In the beginning of Thirty Days with My Father: Finding Peace from Wartime PTSD, Christal envisions herself, mom, and dad in a happy and carefree life, with her mom’s biggest worries being the rose bushes she should plant around the mailbox. She dreams of how things could be…if only war hadn’t been weighing so heavily on her father, and in return their family.
Growing up in a life where she felt isolated from her father, as he stayed behind closed doors, strumming his guitar: his lifeline and happiness in life, Presley was a child to a Vietnam Veteran with Post Traumatic Stress Disorder (PTSD). Looking back now, Christal realizes that music is her dads drug, as animals are hers. At the young age of 18, her dad (Delmer Presley) was drafted into the army, spending a year in Vietnam. When he returned home, he returned changed like many service members and over time with PTSD showing in all aspects of life. Presley grew up “walking on eggshells”, never knowing what would be that one thing to set her father off or to have him resort to locking himself behind closed doors. Growing up, Christal exemplified many signs of Secondary PTSD as she witnessed her father’s episodes.

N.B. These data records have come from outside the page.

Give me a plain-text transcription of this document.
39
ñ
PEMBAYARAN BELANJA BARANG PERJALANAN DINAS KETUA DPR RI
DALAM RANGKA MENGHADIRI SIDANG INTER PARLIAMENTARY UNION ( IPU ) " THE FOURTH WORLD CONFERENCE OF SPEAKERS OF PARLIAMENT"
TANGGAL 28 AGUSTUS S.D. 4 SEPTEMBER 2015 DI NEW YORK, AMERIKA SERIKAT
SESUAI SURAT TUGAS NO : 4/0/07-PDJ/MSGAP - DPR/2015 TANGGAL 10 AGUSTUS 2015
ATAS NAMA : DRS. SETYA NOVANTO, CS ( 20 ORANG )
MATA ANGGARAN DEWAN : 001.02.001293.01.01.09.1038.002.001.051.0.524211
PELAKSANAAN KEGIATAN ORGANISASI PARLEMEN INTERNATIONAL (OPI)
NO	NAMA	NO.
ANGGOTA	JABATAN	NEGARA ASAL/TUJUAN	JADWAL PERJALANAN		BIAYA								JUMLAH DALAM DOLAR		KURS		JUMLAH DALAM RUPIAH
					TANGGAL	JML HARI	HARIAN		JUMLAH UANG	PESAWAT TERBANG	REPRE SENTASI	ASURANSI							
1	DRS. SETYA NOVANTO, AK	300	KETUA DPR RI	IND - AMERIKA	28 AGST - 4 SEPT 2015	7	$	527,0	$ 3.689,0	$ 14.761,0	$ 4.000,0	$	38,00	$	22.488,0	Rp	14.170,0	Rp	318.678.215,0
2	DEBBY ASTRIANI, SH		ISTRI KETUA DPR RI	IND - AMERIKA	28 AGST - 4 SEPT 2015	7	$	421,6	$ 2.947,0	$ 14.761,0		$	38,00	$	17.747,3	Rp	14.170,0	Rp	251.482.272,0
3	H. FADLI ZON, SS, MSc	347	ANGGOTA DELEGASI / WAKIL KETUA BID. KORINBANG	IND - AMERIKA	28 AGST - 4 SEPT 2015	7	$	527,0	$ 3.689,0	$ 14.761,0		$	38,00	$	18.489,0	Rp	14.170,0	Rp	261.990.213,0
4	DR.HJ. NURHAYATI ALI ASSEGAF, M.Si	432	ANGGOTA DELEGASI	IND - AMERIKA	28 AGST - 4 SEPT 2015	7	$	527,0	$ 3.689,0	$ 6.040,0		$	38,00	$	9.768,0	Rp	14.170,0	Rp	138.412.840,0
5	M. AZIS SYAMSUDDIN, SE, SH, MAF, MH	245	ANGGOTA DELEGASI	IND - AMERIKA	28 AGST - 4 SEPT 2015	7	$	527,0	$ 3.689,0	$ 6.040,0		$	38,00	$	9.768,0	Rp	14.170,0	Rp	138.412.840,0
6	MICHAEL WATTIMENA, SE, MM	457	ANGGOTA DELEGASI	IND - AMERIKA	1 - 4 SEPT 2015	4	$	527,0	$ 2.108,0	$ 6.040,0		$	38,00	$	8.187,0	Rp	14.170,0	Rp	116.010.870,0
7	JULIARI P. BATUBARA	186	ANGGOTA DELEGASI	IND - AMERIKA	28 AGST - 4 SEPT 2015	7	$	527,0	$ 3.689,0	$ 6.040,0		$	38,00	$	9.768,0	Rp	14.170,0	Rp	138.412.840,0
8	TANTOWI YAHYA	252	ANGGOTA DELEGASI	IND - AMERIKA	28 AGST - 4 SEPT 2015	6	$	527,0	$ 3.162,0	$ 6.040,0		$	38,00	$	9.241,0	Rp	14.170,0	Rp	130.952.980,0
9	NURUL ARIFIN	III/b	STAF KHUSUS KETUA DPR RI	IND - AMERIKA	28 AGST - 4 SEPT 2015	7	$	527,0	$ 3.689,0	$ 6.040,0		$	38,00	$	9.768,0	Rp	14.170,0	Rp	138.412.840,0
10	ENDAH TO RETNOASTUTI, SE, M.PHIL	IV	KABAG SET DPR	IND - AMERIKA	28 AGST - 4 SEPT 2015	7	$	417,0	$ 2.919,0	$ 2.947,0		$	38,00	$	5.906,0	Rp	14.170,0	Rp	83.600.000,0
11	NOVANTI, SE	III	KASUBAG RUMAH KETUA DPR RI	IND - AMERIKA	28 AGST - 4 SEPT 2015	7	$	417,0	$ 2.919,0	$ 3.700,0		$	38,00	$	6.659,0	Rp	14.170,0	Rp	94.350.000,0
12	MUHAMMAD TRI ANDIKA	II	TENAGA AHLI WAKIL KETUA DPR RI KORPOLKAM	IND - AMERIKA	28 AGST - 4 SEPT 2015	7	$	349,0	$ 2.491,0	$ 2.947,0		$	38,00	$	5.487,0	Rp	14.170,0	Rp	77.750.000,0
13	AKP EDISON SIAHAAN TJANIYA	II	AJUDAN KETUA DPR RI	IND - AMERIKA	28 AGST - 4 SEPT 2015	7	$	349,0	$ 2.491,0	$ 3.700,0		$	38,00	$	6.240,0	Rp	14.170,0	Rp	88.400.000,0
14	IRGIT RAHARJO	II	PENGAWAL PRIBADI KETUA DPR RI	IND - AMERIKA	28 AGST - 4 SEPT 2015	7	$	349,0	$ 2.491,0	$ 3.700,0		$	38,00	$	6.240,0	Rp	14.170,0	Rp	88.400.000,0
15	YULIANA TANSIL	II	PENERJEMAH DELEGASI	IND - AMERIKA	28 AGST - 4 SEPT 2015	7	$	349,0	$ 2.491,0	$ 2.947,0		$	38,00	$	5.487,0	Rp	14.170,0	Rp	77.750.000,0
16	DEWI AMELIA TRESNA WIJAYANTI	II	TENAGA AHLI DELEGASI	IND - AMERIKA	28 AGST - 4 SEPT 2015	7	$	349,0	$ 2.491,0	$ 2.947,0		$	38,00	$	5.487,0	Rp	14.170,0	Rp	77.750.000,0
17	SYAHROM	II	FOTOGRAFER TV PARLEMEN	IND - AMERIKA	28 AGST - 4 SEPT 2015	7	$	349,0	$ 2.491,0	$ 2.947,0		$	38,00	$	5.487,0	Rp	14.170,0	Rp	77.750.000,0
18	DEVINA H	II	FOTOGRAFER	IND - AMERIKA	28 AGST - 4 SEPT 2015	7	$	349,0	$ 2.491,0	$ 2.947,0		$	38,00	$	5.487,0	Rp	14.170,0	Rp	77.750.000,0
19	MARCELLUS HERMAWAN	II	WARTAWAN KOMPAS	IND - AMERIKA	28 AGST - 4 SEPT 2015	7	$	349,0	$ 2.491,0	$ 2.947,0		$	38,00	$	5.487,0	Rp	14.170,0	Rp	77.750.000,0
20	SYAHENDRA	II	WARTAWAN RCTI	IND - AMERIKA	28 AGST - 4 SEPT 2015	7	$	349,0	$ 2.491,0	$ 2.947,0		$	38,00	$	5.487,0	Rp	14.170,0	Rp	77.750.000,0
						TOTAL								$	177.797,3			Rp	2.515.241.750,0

Writing became the outlet that Christal used to process life and get through life. While taking a writer’s workshop, the speaker asked the class, “What if you wrote about the thing you fear the most?” The speaker himself has not been able to find happiness in life until he worked through his fears. Instantly, Christal knew what it was that she feared the most, her father and the war he had brought home from Vietnam. This was when she was challenged to focus on a thirty day project. She would call her dad every day to talk about the war that she grew up in. This was intended to help her in gaining closure on the past and heal from the memories that she could not suppress. Surprisingly, her father had agreed to take part in this and would answer questions about his time spent overseas in war.
The conversations began with a touch of awkwardness since they did not have a relationship due to how Christal grew up. Within time, a bond was formed and the talks became more open and honest. Both shared things they went through in life and within time, things they were going through. I relationship was finally being formed. They discussed Agent Orange and the forests of Vietnam. Her father spoke on the anti-war protesters that filled airports and places that held Vietnam Veterans. People would line the streets with signs, “Baby Killers”, “Dope Heads” and many other things, they were spitting on soldiers that returned from war. It wasn’t just men acting in this cruel manner, but women and children as well. Delmer emotionally tells things that Christal did not expect.
Over ten years after returning from war, Delmer Presley discovered he had come in contact with Agent Orange and that a big mass has developed in his lungs. While Christal Presley was in college, he had a part of his right lung removed due to this. He tells Christal of the many issues and lives that were lost due to Agent Orange.
During one conversation, Presley asks her father what advice he would have for families of veterans today. His response is for family members to find a group and get counseling. Families need to know what to expect. “War changes a person. It changes everything”. He also goes on to tell her that there is nothing she could have done to help him or to make things different. There wasn’t help for veterans after Vietnam, as there is now.
As time dove on, Presley’s relationship with her father became more open and closure from the past was found. Bad memories from the past may still remain, but with forgiveness, understanding and moving on, Presley was able to begin remembering good times – from before the war came to stay. Presley was able to relive the moments of smiles, laughter and enjoying the random times of happiness she shared with her father growing up.
After the thirty days with her father, Christal Presley made the decision to travel to Vietnam. She stands in the same places her father stood in Chu Lai. She walked on his landing pad at LZ Bayonet. She saw the mountains he saw during such a horrid time. She touched the same earth as he did.
I encourage families of veterans of all eras to read Thirty Days with My Father: Finding Peace from Wartime PTSD. There are so many emotions tied into this story. As a family member to a veteran of war, this book will make you feel as though you are reading parts of your own life. As a civilian to the military life, you will grasp more as to what goes on behind closed doors that military and veteran families are still so reluctant to speak of. Presley has a captivating and unique way of capturing the good and bad moments in her life and pulling readers into her world. Thirty Days is an emotional read because of the sincere honesty it holds. It is a book that will remain a part in the lives and hearts of all that read it.
About the Author, Christal Presley:
Christal Presley received her bachelor’s degree in English and her master’s degree in English Education from Virginia Tech. She received her Ph.D in Education from Capella University. She is a former intern at Algonquin Books of Chapel Hill, and spent seven years teaching middle and high school English in Chatham and Danville, Virginia.
Her first book, Thirty Days with My Father: Finding Peace from Wartime PTSD, will be published by Health Communications, Inc. in November 2012.
Christal grew up in Honaker, Virginia, and currently lives in Atlanta, Georgia. She is the founder of United Children of Veterans, a website that provides resources about PTSD in children of war veterans. In her spare time, you can find Christal playing with her dogs, tending to her chickens, and gardening.